In Georgia, some 125,000 people — 3.3 percent of the population — are registered as persons with disabilities. The actual number is likely much higher because disability affects around 12 percent of the population in most countries.
Despite the progress Georgia has made in recent years, persons with disabilities remain one of the most excluded, vulnerable and marginalized groups in society; they face physical barriers and stigma in virtually every aspect of life.
However, things are changing for the better. UNDP research revealed an increasing consensus among Georgians that disability should not be a barrier to enjoying basic human rights or to participating in community life; Georgians are becoming more accepting of persons with physical disabilities. Two-thirds of survey respondents agreed that people with physical disabilities can achieve as much success in learning as other members of society, and half of the respondents said they believe that people with physical disabilities can live independently. This acceptance, however, drops dramatically for persons with mental or intellectual disabilities, showing that there is still a lot of work to be done to ensure that all persons with disabilities enjoy equal access to education, employment and community life.

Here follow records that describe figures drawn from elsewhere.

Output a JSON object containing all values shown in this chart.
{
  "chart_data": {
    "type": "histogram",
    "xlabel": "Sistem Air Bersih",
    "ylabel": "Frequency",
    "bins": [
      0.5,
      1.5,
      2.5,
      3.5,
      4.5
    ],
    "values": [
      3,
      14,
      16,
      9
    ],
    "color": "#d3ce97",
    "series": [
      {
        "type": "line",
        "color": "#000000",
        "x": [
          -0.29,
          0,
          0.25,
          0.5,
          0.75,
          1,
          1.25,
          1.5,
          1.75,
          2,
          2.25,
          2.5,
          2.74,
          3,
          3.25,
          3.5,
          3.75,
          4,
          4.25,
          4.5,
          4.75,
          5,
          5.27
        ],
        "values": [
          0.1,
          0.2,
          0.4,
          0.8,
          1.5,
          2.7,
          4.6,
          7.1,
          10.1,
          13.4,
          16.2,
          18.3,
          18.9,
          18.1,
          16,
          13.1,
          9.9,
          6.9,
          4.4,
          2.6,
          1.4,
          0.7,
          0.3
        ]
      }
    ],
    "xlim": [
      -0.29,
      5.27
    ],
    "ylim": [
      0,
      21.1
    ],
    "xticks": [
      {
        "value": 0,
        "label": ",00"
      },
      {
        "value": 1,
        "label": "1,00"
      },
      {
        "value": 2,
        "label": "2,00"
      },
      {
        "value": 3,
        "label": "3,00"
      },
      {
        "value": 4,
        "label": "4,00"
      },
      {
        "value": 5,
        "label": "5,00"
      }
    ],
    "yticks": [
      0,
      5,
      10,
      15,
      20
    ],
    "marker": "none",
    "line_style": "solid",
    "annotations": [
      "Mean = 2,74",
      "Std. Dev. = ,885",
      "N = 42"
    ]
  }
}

Deputy Head of UNDP, Anna Chernyshova recently discussed systemic interventions that would improve the livelihoods of people with disabilities, stressing the importance of embedding pilot initiatives like the Ambrolauri centre into the overall state response.
“We have seen big changes in public attitudes over the last decade,” said Chernyshova. “Now, among other findings, our research reveals that Georgians expect more support for people with disabilities from the government, especially in providing inclusive education and creating equal job opportunities. In this context, the Ambrolauri centre is a benchmark in this quest.”
For over a decade, UNDP has worked in partnership with the Government of Georgia, the European Union, the Government of Sweden, UN agencies and other national and international actors to support Georgia’s efforts to protect the rights of people with disabilities and to build a more inclusive society.
In early 2020, six UN agencies launched a US$2 million joint programme in Georgia to improve social protection for persons with disabilities. As the pandemic (and related responses) created new threats, this programme effectively adapted to address the specific challenges that COVID-19 poses for persons with disabilities.